Bennett is working with a far less friendly administration that has placed him on the defensive for his entire year in power. Bennett has been trying to stave off a new nuclear deal with Iran and discourage the US from placing a consulate to the Palestinian Authority in Jerusalem, which could have opened up the conversation again about redividing Jerusalem.

The Bennett government claims victory because neither has happened. But it’s too early to celebrate. Talks with Iran are paused, not abandoned, and the Biden administration is enthusiastic about improving relations with the PA. Bennett’s claim that he would keep any disagreements between him and America private is also a false accomplishment. You probably wouldn’t need all the fingers on even one hand to count the rare public disputes between the two strategic allies. The fact that someone in the Biden administration leaked word about an alleged Israeli role in the assassination of a top Iran Revolutionary Guard officer was both indiscreet and spiteful. It shows that Bennett does not have the grip on the relationship he claims to have.

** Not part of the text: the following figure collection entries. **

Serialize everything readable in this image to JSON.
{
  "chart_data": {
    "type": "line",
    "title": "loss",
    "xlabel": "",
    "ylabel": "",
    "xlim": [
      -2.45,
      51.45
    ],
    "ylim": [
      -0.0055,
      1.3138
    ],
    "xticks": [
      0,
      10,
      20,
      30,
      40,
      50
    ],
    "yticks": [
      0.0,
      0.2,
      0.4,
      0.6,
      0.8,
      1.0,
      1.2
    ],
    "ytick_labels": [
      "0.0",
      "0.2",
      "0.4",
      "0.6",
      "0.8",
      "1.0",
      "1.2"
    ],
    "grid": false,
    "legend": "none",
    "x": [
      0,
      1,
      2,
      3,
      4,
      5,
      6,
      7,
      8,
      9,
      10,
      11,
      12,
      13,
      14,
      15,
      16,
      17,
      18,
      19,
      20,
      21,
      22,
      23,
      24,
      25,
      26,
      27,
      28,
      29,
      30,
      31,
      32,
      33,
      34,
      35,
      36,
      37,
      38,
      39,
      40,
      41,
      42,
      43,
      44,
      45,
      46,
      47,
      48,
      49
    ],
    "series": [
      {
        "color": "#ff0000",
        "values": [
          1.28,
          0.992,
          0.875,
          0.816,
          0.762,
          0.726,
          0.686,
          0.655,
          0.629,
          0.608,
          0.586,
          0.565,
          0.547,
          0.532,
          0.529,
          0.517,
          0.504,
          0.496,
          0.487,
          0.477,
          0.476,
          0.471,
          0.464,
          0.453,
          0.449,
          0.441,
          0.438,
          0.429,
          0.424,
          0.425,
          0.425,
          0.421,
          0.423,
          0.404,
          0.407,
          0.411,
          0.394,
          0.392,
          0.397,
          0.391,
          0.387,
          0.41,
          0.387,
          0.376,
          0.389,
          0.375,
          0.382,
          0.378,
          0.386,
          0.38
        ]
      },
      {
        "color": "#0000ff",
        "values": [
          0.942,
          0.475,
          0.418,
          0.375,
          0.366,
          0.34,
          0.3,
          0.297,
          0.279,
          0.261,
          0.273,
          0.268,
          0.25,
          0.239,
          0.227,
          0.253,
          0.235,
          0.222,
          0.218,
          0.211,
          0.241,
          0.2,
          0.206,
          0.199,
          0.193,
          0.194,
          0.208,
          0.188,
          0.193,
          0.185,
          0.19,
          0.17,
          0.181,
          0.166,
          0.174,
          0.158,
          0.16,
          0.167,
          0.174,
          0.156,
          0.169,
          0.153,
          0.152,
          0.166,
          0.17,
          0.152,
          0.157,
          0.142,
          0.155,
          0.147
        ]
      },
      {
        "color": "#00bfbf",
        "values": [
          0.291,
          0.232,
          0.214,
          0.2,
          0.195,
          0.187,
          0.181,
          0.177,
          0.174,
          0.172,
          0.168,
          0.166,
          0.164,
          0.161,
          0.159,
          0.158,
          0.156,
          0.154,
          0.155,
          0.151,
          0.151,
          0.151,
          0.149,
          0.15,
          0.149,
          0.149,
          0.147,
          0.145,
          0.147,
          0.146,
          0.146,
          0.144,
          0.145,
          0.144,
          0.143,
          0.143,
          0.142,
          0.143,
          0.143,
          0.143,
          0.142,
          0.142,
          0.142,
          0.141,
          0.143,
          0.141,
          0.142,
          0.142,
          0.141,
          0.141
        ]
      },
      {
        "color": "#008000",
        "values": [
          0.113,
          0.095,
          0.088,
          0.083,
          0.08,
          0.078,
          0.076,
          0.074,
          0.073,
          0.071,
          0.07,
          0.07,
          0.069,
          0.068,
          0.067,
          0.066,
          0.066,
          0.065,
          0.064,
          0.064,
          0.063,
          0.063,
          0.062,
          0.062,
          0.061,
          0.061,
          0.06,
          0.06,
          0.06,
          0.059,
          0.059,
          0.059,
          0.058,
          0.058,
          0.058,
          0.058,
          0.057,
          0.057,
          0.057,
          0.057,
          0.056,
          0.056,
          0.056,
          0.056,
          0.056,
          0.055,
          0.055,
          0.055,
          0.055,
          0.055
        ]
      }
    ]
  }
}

Getting Along with the Arab World

The Bennett government has been industrious in this regard. Bennett and other top cabinet ministers have met often with Egypt’s President al-Sisi and Jordan’s King Abdullah to keep regional cooperation alive. The government has recruited President Yitzhak Herzog, a seasoned and polished diplomat, to reset relations with Turkey’s President Erdogan, although Israel must be careful here. Erdogan’s goal is to show the Muslim world that he still has a voice in Jerusalem, and will use every opportunity to condemn Israel for real and imagined sins.

The big story circulating in the last week is that in advance of President Biden’s proposed visit, the US is floating the idea of normalizing relations between Israel and Saudi Arabia. That would be huge, but again, Israel must remember that Biden’s newfound interest in Saudi Arabia is based on his thirst for Saudi oil as a result of global sanctions on Russia.

When it comes to dealing with Israeli Arabs, and the terrorist cells in Judea, Samaria, and Gaza, the government has been wearing blinders. It has only belatedly woken up to the new set of security threats facing Israel. Finding solutions will be harder than ever as long as the Ra’am party is a coalition member, and even more so, now that Bennett may need to rely on the Knesset’s second Arab party — the Joint List — for the votes he needs to remain in power.